Leslie Monsour has been a featured speaker at West Chester University’s annual poetry conference in West Chester, Pennsylvania, as well as the Poetry by the Sea conference in Madison, CT, addressing topics of rhyme, poetry publishing, her own poetry, the poetry of Richard Wilbur, Edgar Bowers, as well as the life and work of poet, Rhina Espaillat. In April, 2003, she and the poet, Timothy Steele, organized and hosted “Otherwise We Fall into Prose: Formal Poetry in California,” a colloquium held at the Huntington Library in Pasadena, CA. In the same year, she presented “Punished Happiness: Themes of Change and Loss in the Poetry of Edgar Bowers” for a tribute to the late poet held at UCLA. In May of 2011, Monsour was invited to lecture on her translations of the sonnets of Sor Juana Inés de la Cruz for a conference held at Cal State L.A. Her critical essays on the poets Richard Wilbur, Dana Gioia, Rhina Espaillat, and Sor Juana are published in the journals, Able Muse, The Edge City Review, and Mezzo Cammin. She is currently an independent scholar at the Huntington Library in San Marino, California.

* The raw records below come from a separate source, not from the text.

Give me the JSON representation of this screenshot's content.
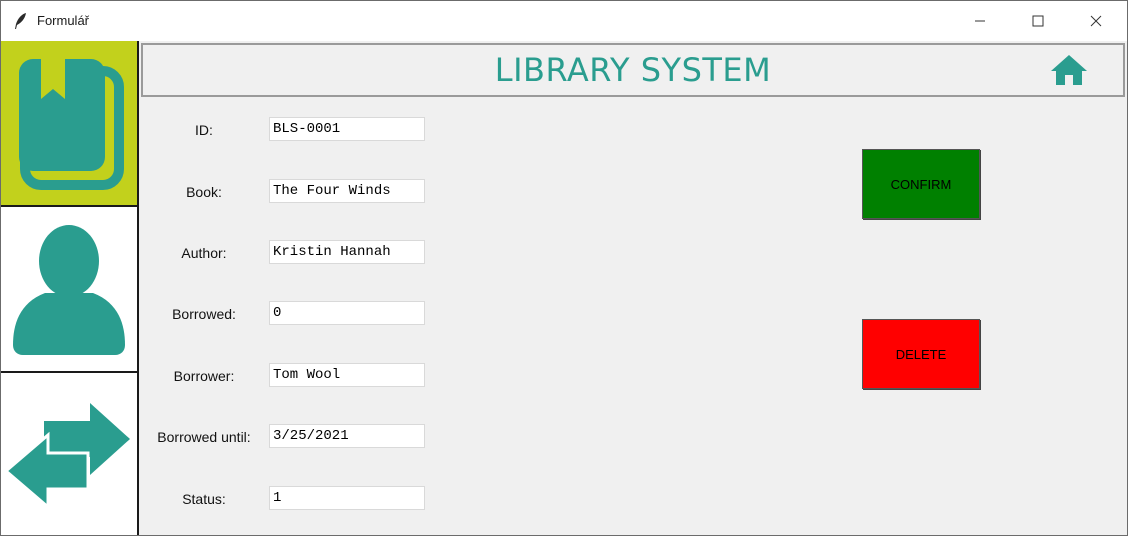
{
  "window": {
    "title": "Formulář",
    "app_icon": "feather-icon",
    "controls": [
      "minimize-icon",
      "maximize-icon",
      "close-icon"
    ]
  },
  "sidebar": {
    "items": [
      {
        "id": "books",
        "icon": "book-icon",
        "active": true
      },
      {
        "id": "users",
        "icon": "user-icon",
        "active": false
      },
      {
        "id": "transfers",
        "icon": "arrows-exchange-icon",
        "active": false
      }
    ]
  },
  "header": {
    "title": "LIBRARY SYSTEM",
    "home_icon": "home-icon"
  },
  "form": {
    "id": {
      "label": "ID:",
      "value": "BLS-0001"
    },
    "book": {
      "label": "Book:",
      "value": "The Four Winds"
    },
    "author": {
      "label": "Author:",
      "value": "Kristin Hannah"
    },
    "borrowed": {
      "label": "Borrowed:",
      "value": "0"
    },
    "borrower": {
      "label": "Borrower:",
      "value": "Tom Wool"
    },
    "borrowed_until": {
      "label": "Borrowed until:",
      "value": "3/25/2021"
    },
    "status": {
      "label": "Status:",
      "value": "1"
    }
  },
  "actions": {
    "confirm_label": "CONFIRM",
    "delete_label": "DELETE"
  },
  "colors": {
    "accent": "#2a9d8f",
    "sidebar_active": "#c2d11c",
    "confirm": "#008000",
    "delete": "#ff0000"
  }
}
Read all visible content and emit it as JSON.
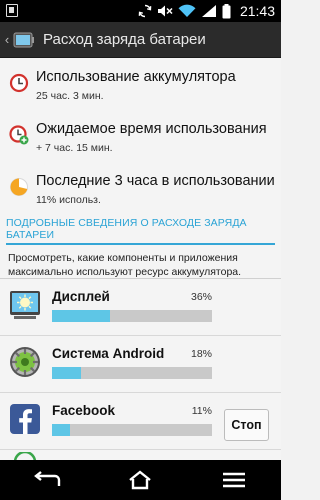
{
  "status_bar": {
    "time": "21:43",
    "icons": [
      "screenshot-icon",
      "sync-icon",
      "mute-icon",
      "wifi-icon",
      "signal-icon",
      "battery-icon"
    ]
  },
  "header": {
    "title": "Расход заряда батареи"
  },
  "summary": [
    {
      "title": "Использование аккумулятора",
      "subtitle": "25 час. 3 мин.",
      "icon": "clock-icon"
    },
    {
      "title": "Ожидаемое время использования",
      "subtitle": "+ 7 час. 15 мин.",
      "icon": "clock-plus-icon"
    },
    {
      "title": "Последние 3 часа в использовании",
      "subtitle": "11% использ.",
      "icon": "pie-icon"
    }
  ],
  "details": {
    "header": "ПОДРОБНЫЕ СВЕДЕНИЯ О РАСХОДЕ ЗАРЯДА БАТАРЕИ",
    "description": "Просмотреть, какие компоненты и приложения максимально используют ресурс аккумулятора."
  },
  "apps": [
    {
      "name": "Дисплей",
      "percent_label": "36%",
      "percent": 36,
      "icon": "display-icon"
    },
    {
      "name": "Система Android",
      "percent_label": "18%",
      "percent": 18,
      "icon": "android-system-icon"
    },
    {
      "name": "Facebook",
      "percent_label": "11%",
      "percent": 11,
      "icon": "facebook-icon",
      "stop_label": "Стоп"
    }
  ],
  "navigation": [
    "back-icon",
    "home-icon",
    "menu-icon"
  ],
  "colors": {
    "accent": "#2aa3d5",
    "bar_fill": "#5ec6e6",
    "bar_track": "#c9c9c9",
    "action_bar": "#2b2b2b",
    "facebook": "#3b5998"
  }
}
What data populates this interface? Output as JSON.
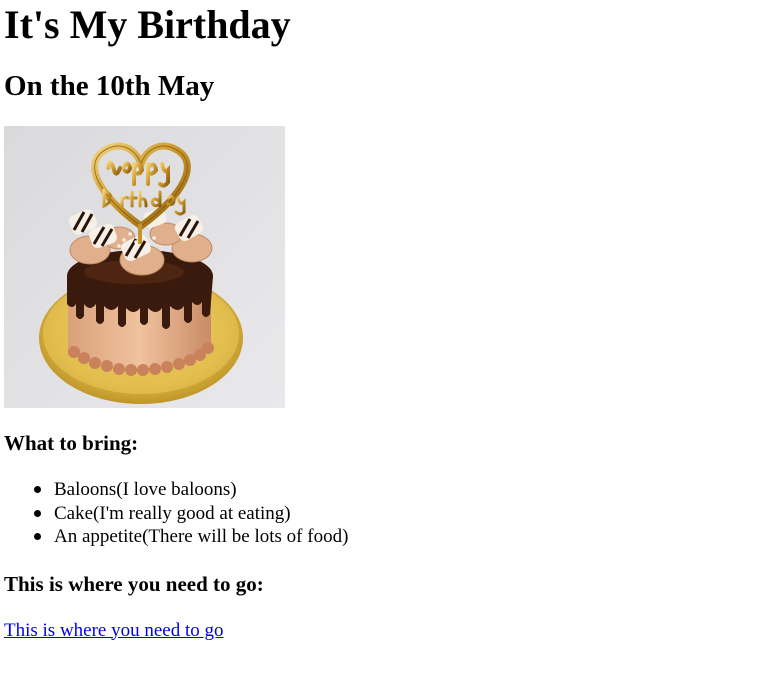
{
  "page": {
    "title": "It's My Birthday",
    "subtitle": "On the 10th May",
    "bring_heading": "What to bring:",
    "bring_items": [
      "Baloons(I love baloons)",
      "Cake(I'm really good at eating)",
      "An appetite(There will be lots of food)"
    ],
    "where_heading": "This is where you need to go:",
    "link_text": "This is where you need to go"
  },
  "colors": {
    "link": "#0000ee",
    "text": "#000000",
    "background": "#ffffff"
  },
  "icons": {
    "cake_image": "birthday-cake-image"
  }
}
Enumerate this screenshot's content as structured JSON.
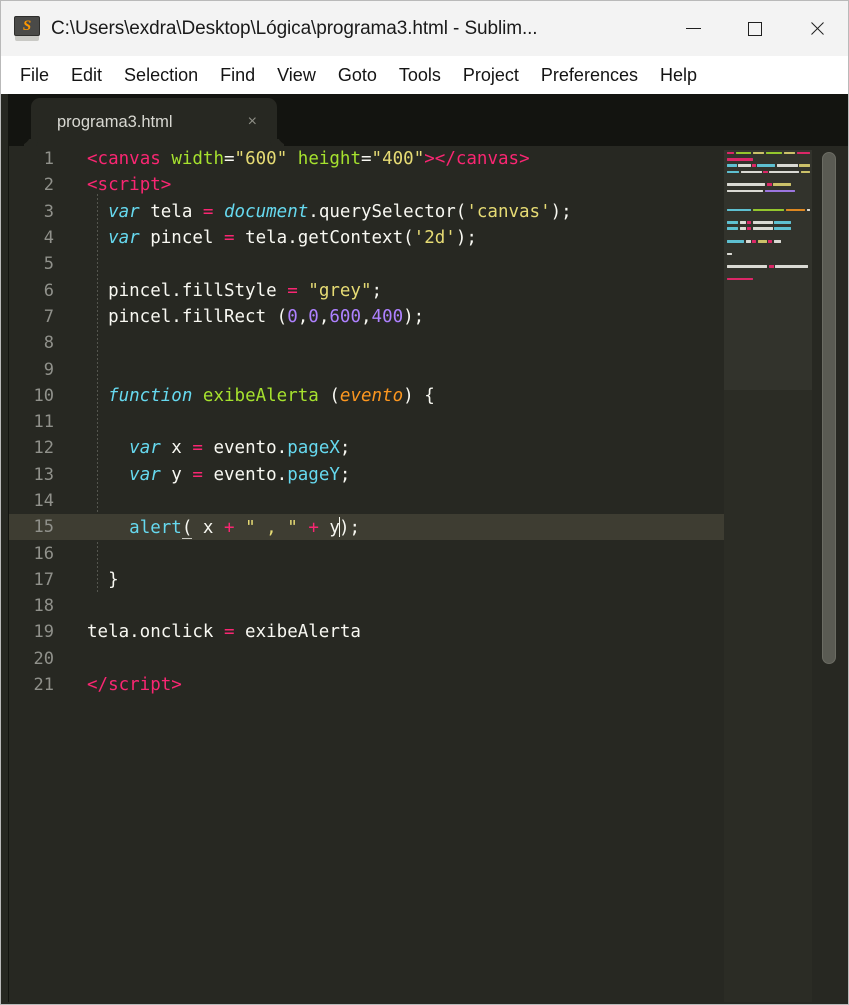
{
  "window": {
    "title": "C:\\Users\\exdra\\Desktop\\Lógica\\programa3.html - Sublim...",
    "app_icon": "sublime-text-icon",
    "controls": {
      "minimize": "—",
      "maximize": "□",
      "close": "✕"
    }
  },
  "menubar": {
    "items": [
      {
        "label": "File"
      },
      {
        "label": "Edit"
      },
      {
        "label": "Selection"
      },
      {
        "label": "Find"
      },
      {
        "label": "View"
      },
      {
        "label": "Goto"
      },
      {
        "label": "Tools"
      },
      {
        "label": "Project"
      },
      {
        "label": "Preferences"
      },
      {
        "label": "Help"
      }
    ]
  },
  "tabs": [
    {
      "label": "programa3.html",
      "close": "×",
      "active": true
    }
  ],
  "editor": {
    "active_line": 15,
    "cursor_line": 15,
    "total_lines": 21,
    "theme_colors": {
      "background": "#272822",
      "active_line": "#3e3d32",
      "foreground": "#f8f8f2",
      "line_number": "#90918b",
      "tag": "#f92672",
      "attribute": "#a6e22e",
      "string": "#e6db74",
      "number": "#ae81ff",
      "keyword": "#66d9ef",
      "function": "#a6e22e",
      "parameter": "#fd971f",
      "operator": "#f92672",
      "chrome_dark": "#131410",
      "scrollbar": "#5a5b53"
    },
    "lines": [
      {
        "n": "1",
        "tokens": [
          {
            "t": "<",
            "c": "t-tag"
          },
          {
            "t": "canvas",
            "c": "t-tag"
          },
          {
            "t": " ",
            "c": "t-plain"
          },
          {
            "t": "width",
            "c": "t-attr"
          },
          {
            "t": "=",
            "c": "t-plain"
          },
          {
            "t": "\"600\"",
            "c": "t-str"
          },
          {
            "t": " ",
            "c": "t-plain"
          },
          {
            "t": "height",
            "c": "t-attr"
          },
          {
            "t": "=",
            "c": "t-plain"
          },
          {
            "t": "\"400\"",
            "c": "t-str"
          },
          {
            "t": ">",
            "c": "t-tag"
          },
          {
            "t": "</",
            "c": "t-tag"
          },
          {
            "t": "canvas",
            "c": "t-tag"
          },
          {
            "t": ">",
            "c": "t-tag"
          }
        ]
      },
      {
        "n": "2",
        "tokens": [
          {
            "t": "<",
            "c": "t-tag"
          },
          {
            "t": "script",
            "c": "t-tag"
          },
          {
            "t": ">",
            "c": "t-tag"
          }
        ]
      },
      {
        "n": "3",
        "tokens": [
          {
            "t": "  ",
            "c": "t-plain"
          },
          {
            "t": "var",
            "c": "t-kw"
          },
          {
            "t": " tela ",
            "c": "t-plain"
          },
          {
            "t": "=",
            "c": "t-op"
          },
          {
            "t": " ",
            "c": "t-plain"
          },
          {
            "t": "document",
            "c": "t-kw"
          },
          {
            "t": ".querySelector(",
            "c": "t-plain"
          },
          {
            "t": "'canvas'",
            "c": "t-str"
          },
          {
            "t": ");",
            "c": "t-plain"
          }
        ]
      },
      {
        "n": "4",
        "tokens": [
          {
            "t": "  ",
            "c": "t-plain"
          },
          {
            "t": "var",
            "c": "t-kw"
          },
          {
            "t": " pincel ",
            "c": "t-plain"
          },
          {
            "t": "=",
            "c": "t-op"
          },
          {
            "t": " tela.getContext(",
            "c": "t-plain"
          },
          {
            "t": "'2d'",
            "c": "t-str"
          },
          {
            "t": ");",
            "c": "t-plain"
          }
        ]
      },
      {
        "n": "5",
        "tokens": []
      },
      {
        "n": "6",
        "tokens": [
          {
            "t": "  pincel.fillStyle ",
            "c": "t-plain"
          },
          {
            "t": "=",
            "c": "t-op"
          },
          {
            "t": " ",
            "c": "t-plain"
          },
          {
            "t": "\"grey\"",
            "c": "t-str"
          },
          {
            "t": ";",
            "c": "t-plain"
          }
        ]
      },
      {
        "n": "7",
        "tokens": [
          {
            "t": "  pincel.fillRect (",
            "c": "t-plain"
          },
          {
            "t": "0",
            "c": "t-num"
          },
          {
            "t": ",",
            "c": "t-plain"
          },
          {
            "t": "0",
            "c": "t-num"
          },
          {
            "t": ",",
            "c": "t-plain"
          },
          {
            "t": "600",
            "c": "t-num"
          },
          {
            "t": ",",
            "c": "t-plain"
          },
          {
            "t": "400",
            "c": "t-num"
          },
          {
            "t": ");",
            "c": "t-plain"
          }
        ]
      },
      {
        "n": "8",
        "tokens": []
      },
      {
        "n": "9",
        "tokens": []
      },
      {
        "n": "10",
        "tokens": [
          {
            "t": "  ",
            "c": "t-plain"
          },
          {
            "t": "function",
            "c": "t-kw"
          },
          {
            "t": " ",
            "c": "t-plain"
          },
          {
            "t": "exibeAlerta",
            "c": "t-fn"
          },
          {
            "t": " (",
            "c": "t-plain"
          },
          {
            "t": "evento",
            "c": "t-param"
          },
          {
            "t": ") {",
            "c": "t-plain"
          }
        ]
      },
      {
        "n": "11",
        "tokens": []
      },
      {
        "n": "12",
        "tokens": [
          {
            "t": "    ",
            "c": "t-plain"
          },
          {
            "t": "var",
            "c": "t-kw"
          },
          {
            "t": " x ",
            "c": "t-plain"
          },
          {
            "t": "=",
            "c": "t-op"
          },
          {
            "t": " evento.",
            "c": "t-plain"
          },
          {
            "t": "pageX",
            "c": "t-prop"
          },
          {
            "t": ";",
            "c": "t-plain"
          }
        ]
      },
      {
        "n": "13",
        "tokens": [
          {
            "t": "    ",
            "c": "t-plain"
          },
          {
            "t": "var",
            "c": "t-kw"
          },
          {
            "t": " y ",
            "c": "t-plain"
          },
          {
            "t": "=",
            "c": "t-op"
          },
          {
            "t": " evento.",
            "c": "t-plain"
          },
          {
            "t": "pageY",
            "c": "t-prop"
          },
          {
            "t": ";",
            "c": "t-plain"
          }
        ]
      },
      {
        "n": "14",
        "tokens": []
      },
      {
        "n": "15",
        "tokens": [
          {
            "t": "    ",
            "c": "t-plain"
          },
          {
            "t": "alert",
            "c": "t-prop"
          },
          {
            "t": "(",
            "c": "t-bracket-match"
          },
          {
            "t": " x ",
            "c": "t-plain"
          },
          {
            "t": "+",
            "c": "t-op"
          },
          {
            "t": " ",
            "c": "t-plain"
          },
          {
            "t": "\" , \"",
            "c": "t-str"
          },
          {
            "t": " ",
            "c": "t-plain"
          },
          {
            "t": "+",
            "c": "t-op"
          },
          {
            "t": " y",
            "c": "t-plain"
          },
          {
            "t": "__CARET__",
            "c": "caret-marker"
          },
          {
            "t": ")",
            "c": "t-plain"
          },
          {
            "t": ";",
            "c": "t-plain"
          }
        ]
      },
      {
        "n": "16",
        "tokens": []
      },
      {
        "n": "17",
        "tokens": [
          {
            "t": "  }",
            "c": "t-plain"
          }
        ]
      },
      {
        "n": "18",
        "tokens": []
      },
      {
        "n": "19",
        "tokens": [
          {
            "t": "tela.onclick ",
            "c": "t-plain"
          },
          {
            "t": "=",
            "c": "t-op"
          },
          {
            "t": " exibeAlerta",
            "c": "t-plain"
          }
        ]
      },
      {
        "n": "20",
        "tokens": []
      },
      {
        "n": "21",
        "tokens": [
          {
            "t": "</",
            "c": "t-tag"
          },
          {
            "t": "script",
            "c": "t-tag"
          },
          {
            "t": ">",
            "c": "t-tag"
          }
        ]
      }
    ]
  },
  "minimap": {
    "rows": [
      [
        [
          "#f92672",
          11
        ],
        [
          "#a6e22e",
          22
        ],
        [
          "#e6db74",
          17
        ],
        [
          "#a6e22e",
          24
        ],
        [
          "#e6db74",
          17
        ],
        [
          "#f92672",
          20
        ]
      ],
      [
        [
          "#f92672",
          26
        ]
      ],
      [
        [
          "#66d9ef",
          14
        ],
        [
          "#f8f8f2",
          18
        ],
        [
          "#f92672",
          5
        ],
        [
          "#66d9ef",
          26
        ],
        [
          "#f8f8f2",
          30
        ],
        [
          "#e6db74",
          16
        ]
      ],
      [
        [
          "#66d9ef",
          14
        ],
        [
          "#f8f8f2",
          24
        ],
        [
          "#f92672",
          5
        ],
        [
          "#f8f8f2",
          34
        ],
        [
          "#e6db74",
          11
        ]
      ],
      [],
      [
        [
          "#f8f8f2",
          38
        ],
        [
          "#f92672",
          5
        ],
        [
          "#e6db74",
          18
        ]
      ],
      [
        [
          "#f8f8f2",
          36
        ],
        [
          "#ae81ff",
          30
        ]
      ],
      [],
      [],
      [
        [
          "#66d9ef",
          26
        ],
        [
          "#a6e22e",
          34
        ],
        [
          "#fd971f",
          21
        ],
        [
          "#f8f8f2",
          4
        ]
      ],
      [],
      [
        [
          "#66d9ef",
          11
        ],
        [
          "#f8f8f2",
          6
        ],
        [
          "#f92672",
          4
        ],
        [
          "#f8f8f2",
          20
        ],
        [
          "#66d9ef",
          17
        ]
      ],
      [
        [
          "#66d9ef",
          11
        ],
        [
          "#f8f8f2",
          6
        ],
        [
          "#f92672",
          4
        ],
        [
          "#f8f8f2",
          20
        ],
        [
          "#66d9ef",
          17
        ]
      ],
      [],
      [
        [
          "#66d9ef",
          17
        ],
        [
          "#f8f8f2",
          5
        ],
        [
          "#f92672",
          4
        ],
        [
          "#e6db74",
          9
        ],
        [
          "#f92672",
          4
        ],
        [
          "#f8f8f2",
          7
        ]
      ],
      [],
      [
        [
          "#f8f8f2",
          5
        ]
      ],
      [],
      [
        [
          "#f8f8f2",
          40
        ],
        [
          "#f92672",
          5
        ],
        [
          "#f8f8f2",
          33
        ]
      ],
      [],
      [
        [
          "#f92672",
          26
        ]
      ]
    ]
  },
  "scrollbar": {
    "name": "vertical-scrollbar"
  }
}
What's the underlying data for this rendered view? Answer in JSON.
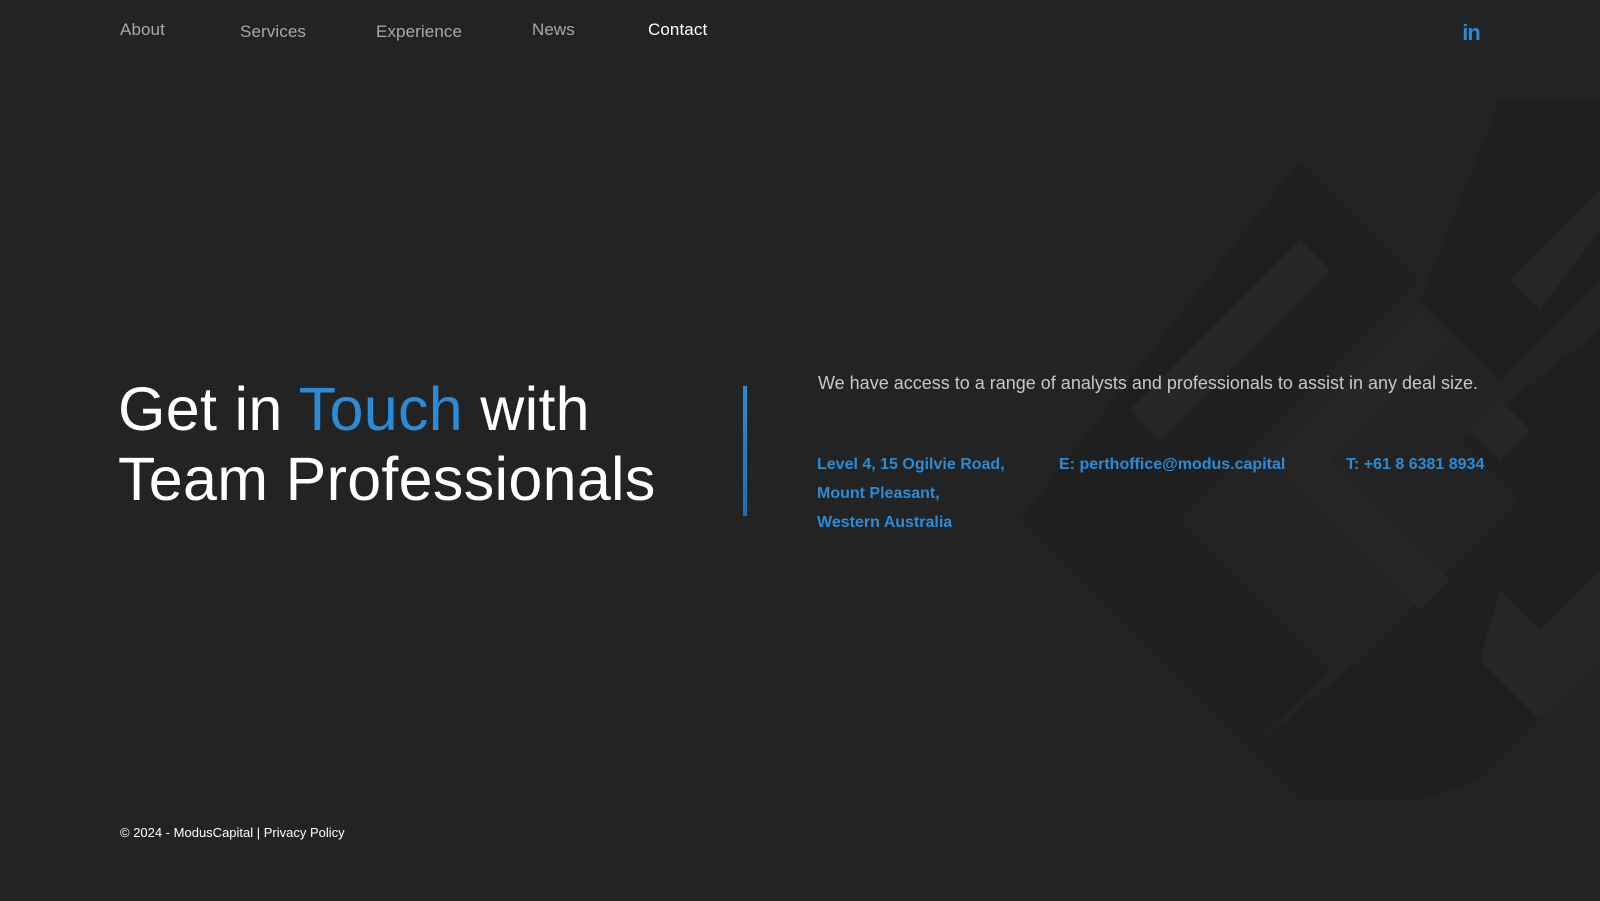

Monsour has been nominated for five Pushcart Prizes, and, in 2007, was the recipient of a Fellowship in Literature from The National Endowment for the Arts. In 2020, she received the Shakespeare Poetry Award from the Torrance Performing Arts Consortium. Her collection, The House Sitter, was awarded First Prize in the 2010 Finishing Line Press Open Chapbook Competition. She and her husband reside in the Hollywood Hills of Los Angeles. They have two sons.